• May 15,2014
  • In Review
  • By Abundant Art

Havana Rakatan Sadler’s Wells and Blancon Productions Peacock Theatre, 6-24 May 2014

Havana Rakatan is one of those pulsating high voltage Cuban dance shows that showcases the unique dance and music history of the island nation. The show charts a 500 year long journey starting with the Spanish arrival on the island, that sparks the evolution to the most recognisable and popular Cuban dance forms of today –the Salsa, Mambo and the Cha Cha Cha. It is hip swaying, passionate, electrifying dancing with the most brilliant display of Afro dance techniques. Dance is integral to ordinary Cuban life, as the Cuban people’s love of anything musical make even simple movements dancelike.

The essence of the show is its people. From the time of slavery and sugar plantations when dance and music were the only means to keep them going through a life of hardship and poverty, to a gradual intermingling of forms.The fusion is beautifully presented through a simultaneous rendition of Yoruba dance with Flamenco rendition. While Yoruba represents raw animal energy of the slaves, the Flamenco represents the interference of the colonists.

Zapateo, Zumba Antonio, Caringa and Changui are used by dancers to improvise scenes of rural folk culture.
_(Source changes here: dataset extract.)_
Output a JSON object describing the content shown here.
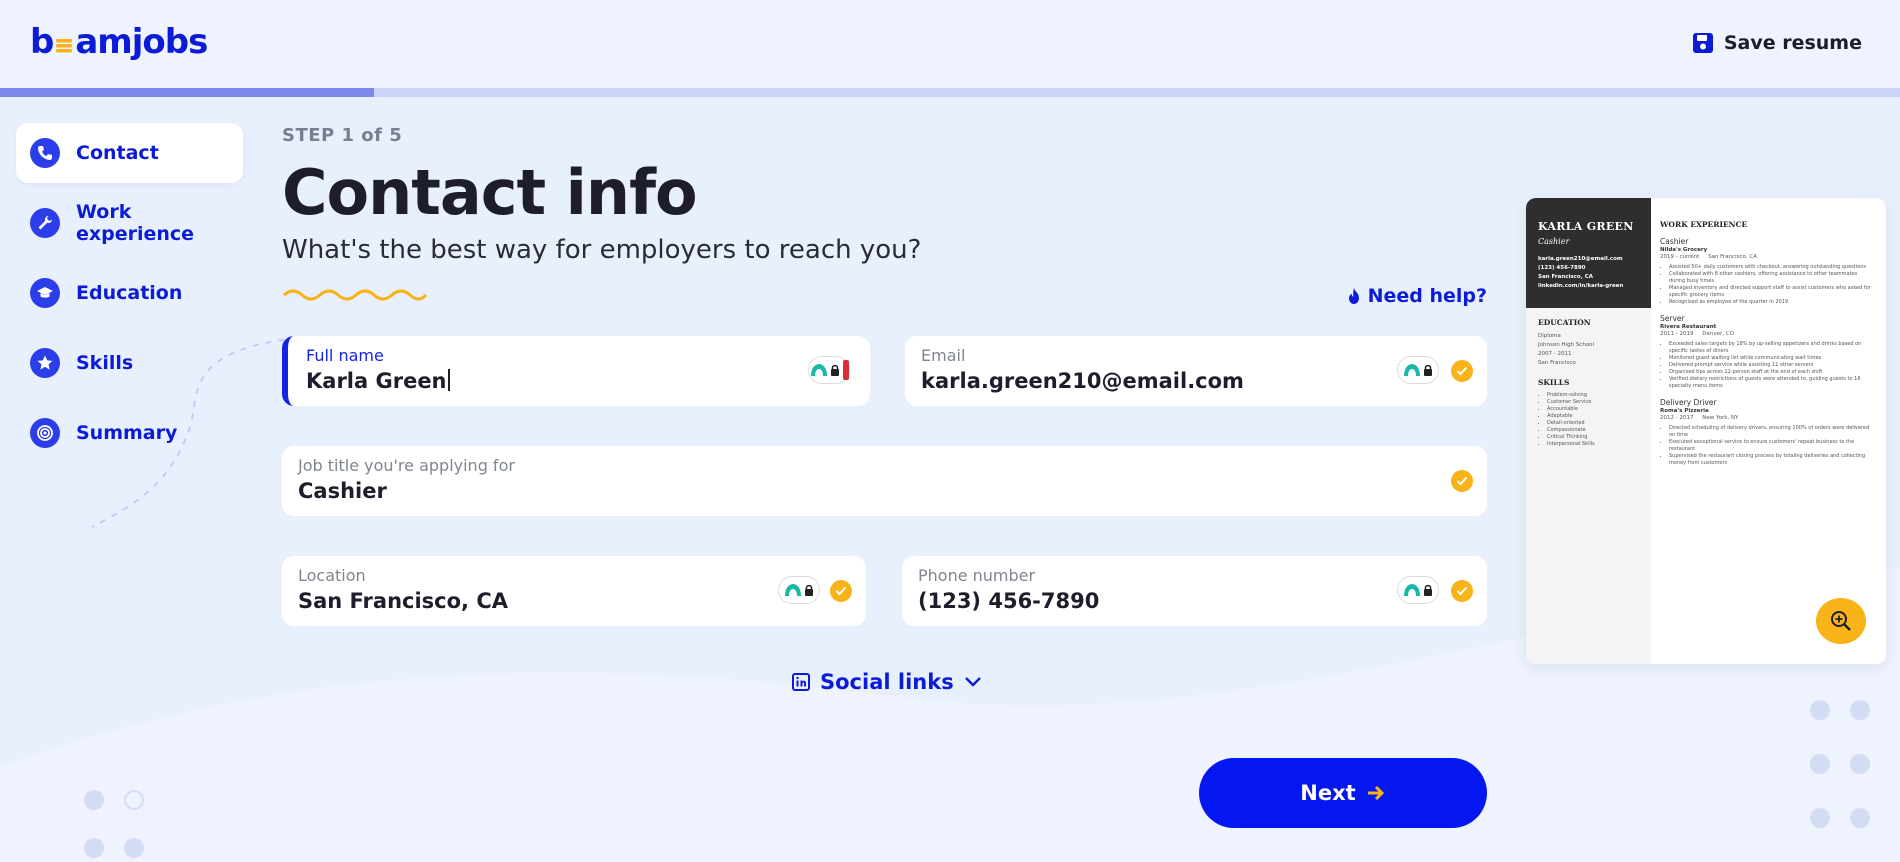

Director and Choreographer Nilda Guerra brings the characters to life on stage through her remarkable choreography. The cast excel in spontaneity and perfection. These are some of the most joyous and lively scenes on stage that would transport you to Havana, on the sunny beaches by the vast ocean.

Dance and music of the production perfectly complement each other. The accompaniment by a very talented ensemble of live musicians and singers take the show to a higher plane. Both the male (Michael Pacheco) and female (Geidy Chapman) vocalists are mind blowing in their high octaves. Sections where the creole folklore comes to life through their songs transport you to the early 20th century.

The second segment of the show starts off with the shoulder shaking Mambo- a dance form which had its golden age in the 1940s when Havana gains its popularity for its nightlife and club culture. This is followed by Bolero which is more lyrical and soothing in contrast. The beautiful sequence flows with elegance with an undercurrent of strong passion. Dance numbers based on Cha Cha, Rumba and Salsa wrap up Havana Rakatan deeply rooted in the Afro Carribean culture. They are sensuous, dynamic, bold and challenging bringing the audience to its feet.

The presentation is packaged for family entertainment with a happy young bunch dancing to the closing number alongside its usual adult crowd.